Cofundador da Ripple apoia venture lançada pelo filho de senadora dos EUA, diz relatório
Em meio às discussões sobre ética no projeto de lei de estrutura de mercado cripto no Congresso, Kirsten Gillibrand afirmou não ter envolvimento com a corretora de derivativos fundada por seu filho.

Chris Larsen, cofundador e presidente executivo da Ripple Labs, estaria entre os apoiadores do empreendimento financeiro do filho da senadora americana Kirsten Gillibrand, enquanto as negociações sobre uma importante legislação relacionada a criptomoedas continuam no Senado.
Segundo uma reportagem da Politico publicada na quinta-feira, Larsen foi um dos poucos investidores que apoiaram a American Perpetuals Exchange Corp. (APEC), fundada por Theodore Gillibrand. Embora a contribuição exata de Larsen não tenha sido incluída na reportagem, a maioria dos investidores contribuiu com valores entre US$ 5.000 e US$ 10.000 cada para a plataforma de derivativos, que teria captado US$ 30 milhões.
O investimento ocorre em um momento em que a legisladora de Nova York está envolvida em negociações sobre as disposições éticas da Lei de Clareza do Mercado de Ativos Digitais (CLARITY Act), legislação que deverá ter um impacto significativo nas empresas de criptomoedas que operam nos EUA, incluindo a Ripple. Gillibrand afirmou em maio que ninguém votaria a favor do projeto de lei sem abordar a questão da ética.
“A verdade é que não podemos permitir que membros do Congresso, altos funcionários da administração, presidentes ou vice-presidentes enriqueçam com esses setores por causa de sua posição privilegiada.

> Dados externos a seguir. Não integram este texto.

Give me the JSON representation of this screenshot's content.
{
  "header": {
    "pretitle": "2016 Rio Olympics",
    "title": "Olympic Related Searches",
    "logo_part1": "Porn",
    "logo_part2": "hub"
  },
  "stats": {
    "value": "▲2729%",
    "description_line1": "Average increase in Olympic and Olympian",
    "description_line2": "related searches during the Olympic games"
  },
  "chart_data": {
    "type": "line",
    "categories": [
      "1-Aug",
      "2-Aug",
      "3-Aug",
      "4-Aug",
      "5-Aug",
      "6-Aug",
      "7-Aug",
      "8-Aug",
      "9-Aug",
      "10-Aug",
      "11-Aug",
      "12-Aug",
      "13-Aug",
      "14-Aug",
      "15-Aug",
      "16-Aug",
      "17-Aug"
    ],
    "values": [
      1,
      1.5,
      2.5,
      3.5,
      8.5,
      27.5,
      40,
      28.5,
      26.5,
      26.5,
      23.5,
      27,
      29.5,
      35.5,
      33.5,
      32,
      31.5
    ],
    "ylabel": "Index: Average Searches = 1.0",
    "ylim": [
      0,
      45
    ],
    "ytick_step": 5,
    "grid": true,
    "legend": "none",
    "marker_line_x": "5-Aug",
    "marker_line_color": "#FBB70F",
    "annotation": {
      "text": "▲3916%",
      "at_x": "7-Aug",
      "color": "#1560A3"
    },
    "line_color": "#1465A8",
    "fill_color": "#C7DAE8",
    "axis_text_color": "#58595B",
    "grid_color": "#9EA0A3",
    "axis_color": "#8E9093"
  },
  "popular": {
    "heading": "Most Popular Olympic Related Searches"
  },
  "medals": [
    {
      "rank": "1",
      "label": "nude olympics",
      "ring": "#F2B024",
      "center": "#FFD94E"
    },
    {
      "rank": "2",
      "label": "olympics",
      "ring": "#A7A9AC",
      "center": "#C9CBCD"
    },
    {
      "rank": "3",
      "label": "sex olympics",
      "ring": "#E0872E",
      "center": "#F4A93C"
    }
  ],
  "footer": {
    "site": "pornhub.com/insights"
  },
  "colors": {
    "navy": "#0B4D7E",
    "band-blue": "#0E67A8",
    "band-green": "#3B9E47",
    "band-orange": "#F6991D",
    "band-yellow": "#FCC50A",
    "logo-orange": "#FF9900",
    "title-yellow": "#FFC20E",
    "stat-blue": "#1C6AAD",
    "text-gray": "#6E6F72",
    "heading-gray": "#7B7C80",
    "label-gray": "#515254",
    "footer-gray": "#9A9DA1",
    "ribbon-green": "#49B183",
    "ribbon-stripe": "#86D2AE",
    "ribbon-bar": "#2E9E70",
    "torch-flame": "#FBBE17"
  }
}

É a pior forma de corrupção.”
Um porta-voz da senadora remeteu o Cointelegraph à declaração dela de 18 de junho, na qual afirmava que seu filho era “um adulto que estava abrindo seu próprio negócio independente” e que ela “não tinha qualquer envolvimento nisso”. O Cointelegraph entrou em contato com a APEC para obter um comentário, mas não recebeu resposta imediata.
Parlamentares democratas têm pressionado os republicanos, que detêm a maioria no Congresso, a apoiarem os esforços para adicionar uma linguagem ética à Lei CLARITY, citando os laços do presidente dos EUA, Donald Trump, com a indústria de criptomoedas. Os líderes republicanos no Senado esperam que o projeto de lei seja aprovado pela Casa em julho, com a senadora Cynthia Lummis afirmando em junho que os parlamentares estavam "trabalhando um pouco em questões de ética", finanças descentralizadas e transações ilícitas como parte das negociações.

Fonte: Senadora Elizabeth Warren
Os republicanos detêm uma pequena maioria no Senado, o que significa que precisarão de algum apoio democrata para atingir o limite de 60 votos necessário para a aprovação do projeto de lei CLARITY.
A agenda do Congresso reduz a janela de oportunidade para o projeto de lei CLARITY
Os senadores dos EUA estão em recesso parlamentar devido ao feriado do Dia da Independência. Com retorno previsto para 13 de julho e outro recesso parlamentar de um mês em agosto, a janela para aprovar a estrutura do mercado de criptomoedas está se fechando antes do dia da eleição nos EUA, o que deve resultar em novos atrasos.